Interpreting section 14(A) together with section 14(B) of the Wage Orders, the Court explained, “if the employee’s actual tasks at a discrete location make seated work feasible, he is entitled to a seat under section 14(A) while working there. However, if the job duties take him to a different location where he must perform standing tasks, he would be entitled to a seat under 14(B) during ‘lulls in operation.’”

“Reasonably Permits”

The Court next asked, “When determining whether the nature of the work ‘reasonably permits’ use of a seat, what factors should courts consider? Specifically, are an employer’s business judgment, the physical layout of the workplace, and the characteristics of the specific employee relevant factors?”

The Court agreed with the defendants that “[p]roviding a certain level of customer service is an objective job duty that an employer may reasonably expect.” Thus, in determining whether the nature of the work reasonably permits use of a seat, “[a]n employee’s duty to provide a certain level of customer service should be assessed, along with other relevant tasks and obligations.” The standard is an objective one, however, and an employer cannot arbitrarily define a task as a “standing” task based only on the employer’s mere preference that the task be performed while standing. The Court also agreed with the defendants that the physical layout of a workplace is a relevant factor in the analysis, because the layout may inform the expectations of both the employer and the employee with respect to the employee’s job duties. The Court found that the employee’s physical characteristics are irrelevant, however, as the Wage Orders “require a seat when the nature of the work reasonably permits it, not when the nature of the worker does.”

Burden to Show Suitable Seating Is Available

The last question posed by the Court was, “If an employer has not provided any seat, must a plaintiff prove a suitable seat is available in order to show the employer has violated the seating provision?”

The Court agreed with the plaintiff employees, concluding that “if the nature of the work reasonably permits seated work, section 14(A) unambiguously states employees ‘shall be provided with suitable seats.’” Thus, “[a]n employer seeking to be excused from the requirement bears the burden of showing compliance is infeasible because no suitable seating exists.”

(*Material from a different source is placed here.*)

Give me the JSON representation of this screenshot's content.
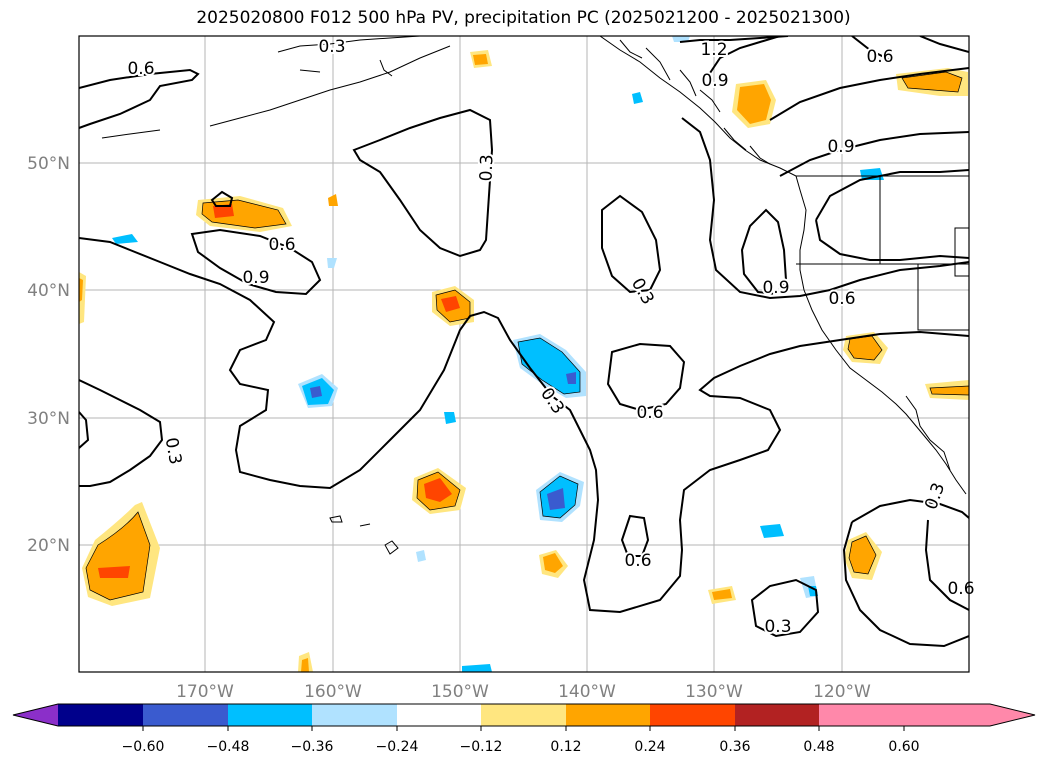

In recent years, California employers have been inundated with lawsuits alleging violations of the suitable seating requirements, and the California Supreme Court’s decision in Kilby provides important guidance for complying with these requirements. In light of the Court’s decision, California employers, and particularly California retailers, should review their seating policies to ensure compliance with the suitable seating requirements.